Woodbine, Maryland


Woodbine is an unincorporated rural community in Howard and Carroll counties, Maryland, United States. It is part of the Baltimore metropolitan area. It is located southeast of Frederick, west of Baltimore, north of Washington, D.C., and east of Mount Airy. The community was named for the woodbine plant, which grew in the community in fields and along riverbanks.

Background

Woodbine is located at the juncture of the Patapsco River, the B&O Railroad, and the road that runs north from Lisbon to Winfield on Liberty Road and through to Westminster, Maryland. The original road from Baltimore to Frederick runs just north of Lisbon, following a slight ridge line westward half way to Woodbine.
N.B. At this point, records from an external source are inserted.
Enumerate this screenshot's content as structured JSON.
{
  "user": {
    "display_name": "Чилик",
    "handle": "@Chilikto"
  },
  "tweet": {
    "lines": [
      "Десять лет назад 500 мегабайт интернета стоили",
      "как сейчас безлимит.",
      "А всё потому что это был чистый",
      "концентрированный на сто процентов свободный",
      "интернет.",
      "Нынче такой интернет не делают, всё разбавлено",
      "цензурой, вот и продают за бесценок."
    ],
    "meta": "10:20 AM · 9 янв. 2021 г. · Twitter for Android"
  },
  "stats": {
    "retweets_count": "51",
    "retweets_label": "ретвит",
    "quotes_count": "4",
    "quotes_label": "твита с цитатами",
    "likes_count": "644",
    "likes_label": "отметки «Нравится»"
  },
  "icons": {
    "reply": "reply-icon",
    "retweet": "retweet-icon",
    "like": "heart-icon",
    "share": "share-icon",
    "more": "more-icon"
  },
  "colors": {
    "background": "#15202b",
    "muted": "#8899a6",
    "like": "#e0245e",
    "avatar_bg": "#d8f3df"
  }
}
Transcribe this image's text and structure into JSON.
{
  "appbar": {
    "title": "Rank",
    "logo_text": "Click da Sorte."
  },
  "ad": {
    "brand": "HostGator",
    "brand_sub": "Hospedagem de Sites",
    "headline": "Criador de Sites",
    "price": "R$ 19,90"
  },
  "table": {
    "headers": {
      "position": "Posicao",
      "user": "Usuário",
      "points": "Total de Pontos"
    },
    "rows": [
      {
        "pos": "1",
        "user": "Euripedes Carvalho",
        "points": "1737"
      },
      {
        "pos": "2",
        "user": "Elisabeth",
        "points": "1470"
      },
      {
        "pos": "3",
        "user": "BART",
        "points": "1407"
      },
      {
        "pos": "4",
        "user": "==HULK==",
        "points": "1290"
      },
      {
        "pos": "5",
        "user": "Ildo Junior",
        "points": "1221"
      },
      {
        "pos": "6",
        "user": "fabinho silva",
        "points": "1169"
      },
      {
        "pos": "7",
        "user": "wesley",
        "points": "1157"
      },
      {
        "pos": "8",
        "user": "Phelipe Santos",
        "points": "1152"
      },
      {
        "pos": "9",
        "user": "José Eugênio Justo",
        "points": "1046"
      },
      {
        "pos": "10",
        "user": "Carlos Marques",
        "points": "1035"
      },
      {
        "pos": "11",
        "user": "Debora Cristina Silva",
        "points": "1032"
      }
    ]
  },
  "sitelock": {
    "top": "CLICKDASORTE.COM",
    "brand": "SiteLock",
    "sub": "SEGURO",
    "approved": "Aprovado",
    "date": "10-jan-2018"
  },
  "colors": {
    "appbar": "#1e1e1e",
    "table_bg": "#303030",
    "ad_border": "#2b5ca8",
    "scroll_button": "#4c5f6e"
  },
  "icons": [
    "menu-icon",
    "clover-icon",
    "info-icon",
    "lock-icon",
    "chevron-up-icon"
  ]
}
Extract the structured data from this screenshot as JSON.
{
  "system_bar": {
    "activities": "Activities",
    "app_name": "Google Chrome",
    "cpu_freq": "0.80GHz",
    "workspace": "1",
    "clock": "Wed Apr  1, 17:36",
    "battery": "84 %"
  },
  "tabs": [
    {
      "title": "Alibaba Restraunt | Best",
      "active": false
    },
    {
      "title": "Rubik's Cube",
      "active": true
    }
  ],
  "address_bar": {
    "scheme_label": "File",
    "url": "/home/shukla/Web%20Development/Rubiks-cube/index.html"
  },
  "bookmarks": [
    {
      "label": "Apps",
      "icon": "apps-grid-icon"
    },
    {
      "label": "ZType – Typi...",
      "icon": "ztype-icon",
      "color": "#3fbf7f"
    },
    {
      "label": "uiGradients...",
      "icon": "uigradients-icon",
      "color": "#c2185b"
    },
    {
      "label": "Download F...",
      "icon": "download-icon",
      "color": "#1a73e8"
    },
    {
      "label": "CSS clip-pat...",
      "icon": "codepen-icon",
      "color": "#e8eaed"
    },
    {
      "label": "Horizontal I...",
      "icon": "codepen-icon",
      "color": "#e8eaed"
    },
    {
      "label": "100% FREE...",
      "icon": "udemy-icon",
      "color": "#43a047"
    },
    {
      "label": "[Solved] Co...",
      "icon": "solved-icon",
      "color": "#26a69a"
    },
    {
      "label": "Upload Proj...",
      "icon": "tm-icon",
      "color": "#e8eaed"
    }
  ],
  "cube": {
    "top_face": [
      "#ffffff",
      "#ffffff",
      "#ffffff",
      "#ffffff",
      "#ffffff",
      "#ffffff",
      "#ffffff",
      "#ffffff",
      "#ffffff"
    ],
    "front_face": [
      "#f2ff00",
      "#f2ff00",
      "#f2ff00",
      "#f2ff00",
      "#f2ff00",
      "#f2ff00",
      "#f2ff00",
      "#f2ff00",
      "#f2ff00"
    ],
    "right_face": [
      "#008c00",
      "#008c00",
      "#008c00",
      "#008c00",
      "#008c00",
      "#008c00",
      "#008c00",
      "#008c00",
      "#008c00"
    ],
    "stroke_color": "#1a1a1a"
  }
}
This was the original trail that existed before the National Road was built.

History

During the Civil War, Confederate cavalry crossed the Patapsco River at Woodbine and at Hoods Mill, just a few miles east on the river and the B&O Railroad, scouting the Union Army that was on its way to the Battle of Gettysburg. The main road at that time ran just west of the existing road and up the west side of a creek that runs south and that joins with the Patapsco River just 50 yards west of the existing road. That original road, now partly unused, runs north 100 yards from the river and then Eastward to join up with the existing road today. There was no bridge across the Patapsco River at that time, just a ford in the river.
The town straddles the Patapsco River to the north and south. A new concrete bridge was constructed between 1916 and 1917. In the 1920s and 1930s the town had a large canning factory on the Carroll County side of the river. There was another small canning factory, from the turn of the century, run by water power west of Woodbine at the foot of New Port Hill. Remains of the factory still exist, and the sluice where water came to run the machinery is still visible in the wooded area below New Port Hill leading north to the dam, no longer existing.
Just north, 300 yards up the hill and west of the existing road on John Pickett Road, was a wormseed distillery, where wormseed oil was steam-distilled. This small factory was later converted into the Woodbine Canning Factory, canning tomatoes, corn, and peas. The factory burned in June 1933 and was converted to a paper mill in the 1950s.